In the ZFS model, the average IOPS of a vdev closely resembles that of the slowest member device. With other RAID implementations, there can be many other factors, because many hardware options are focused on getting a lot of performance out of a single RAID5 or RAID6 group. Part of the strategy for ZFS was not to worry as much about that; the system was really designed for large storage servers, and environments where RAIDZ was really going to be used for nearline storage applications rather than high performance. And RAIDZ can be made much faster by the use of small RAIDZ vdevs that are then striped at the pool level. The design considerations for ZFS are really targeted at systems with dozens of drives, Sun Thumper style.
I don't know what Nimble is actually doing behind the scenes as far as storage, but there are lots of places to optimize if you are offering a product like that. ZFS suffers because it has to try to be a generalized solution. That means that some options that might be available to the Nimble designers are not things that ZFS's designers could rely on.
Reads from mirrors can potentially fulfill the read from either mirror drive, yes.

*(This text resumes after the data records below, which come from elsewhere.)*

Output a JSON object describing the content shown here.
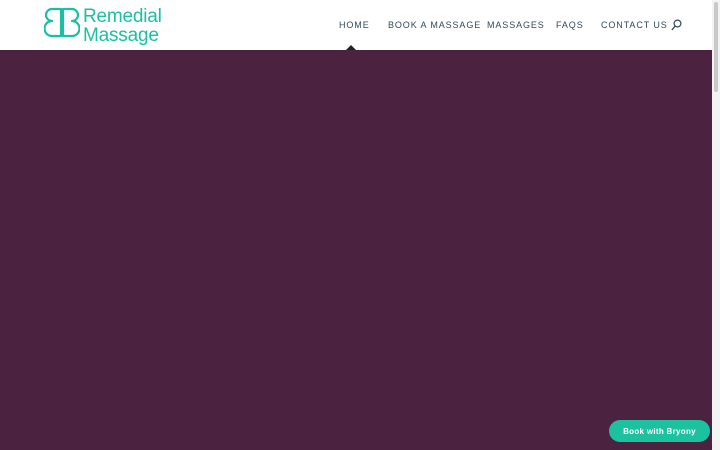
{
  "brand": {
    "line1": "Remedial",
    "line2": "Massage",
    "color": "#1bbfa3"
  },
  "nav": {
    "items": [
      {
        "label": "HOME",
        "active": true
      },
      {
        "label": "BOOK A MASSAGE",
        "active": false
      },
      {
        "label": "MASSAGES",
        "active": false
      },
      {
        "label": "FAQS",
        "active": false
      },
      {
        "label": "CONTACT US",
        "active": false
      }
    ],
    "search_icon": "search-icon"
  },
  "hero": {
    "background_color": "#4b2341"
  },
  "cta": {
    "label": "Book with Bryony",
    "color": "#1cc2a0"
  }
}
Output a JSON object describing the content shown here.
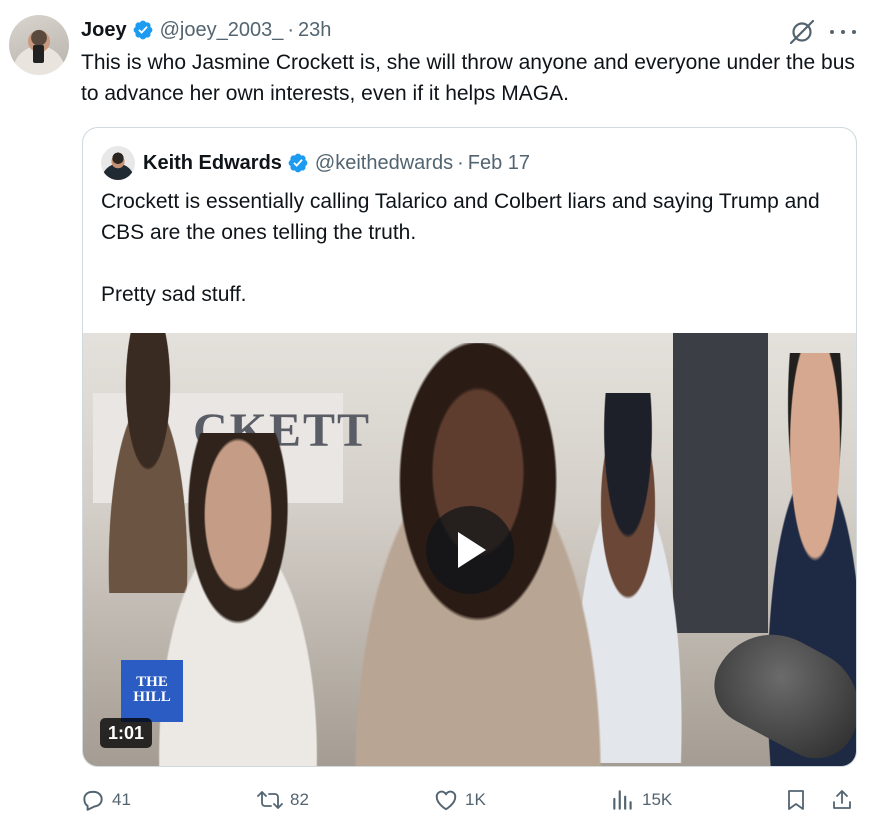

With ZFS, while we like to call it "RAIDZ", what is actually happening is more of a stripe, where blocks are written followed by a parity block (or two or three for Z2, Z3). This basically causes the disks in the vdev to operate in a seek-synchronous manner, and so the slowest disk becomes the controlling concern for speed. Does that make sense?

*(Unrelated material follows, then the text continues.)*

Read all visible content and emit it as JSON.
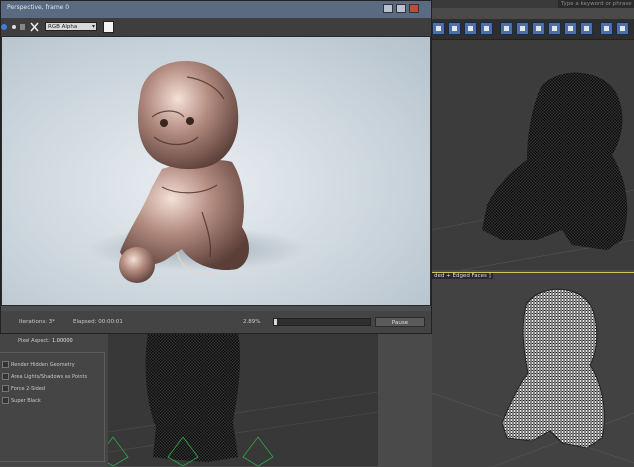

With a mirror, there should be an advantage in that the data can be written out in parallel to both disks, plus the lack of needing to write that parity block. However, you can also have multiple vdevs, which is the natural configuration if you have four or more drives, and at that point you should note that each vdev can be busy with a separate I/O operation. So writes should be faster as well.
Since ARC plus an L2ARC will tend to be efficient at caching often-read content, that works in favor of a properly sized ZFS system. It probably doesn't do much for benchmark results, unless you design a benchmark that takes the behaviour of L2ARC into account.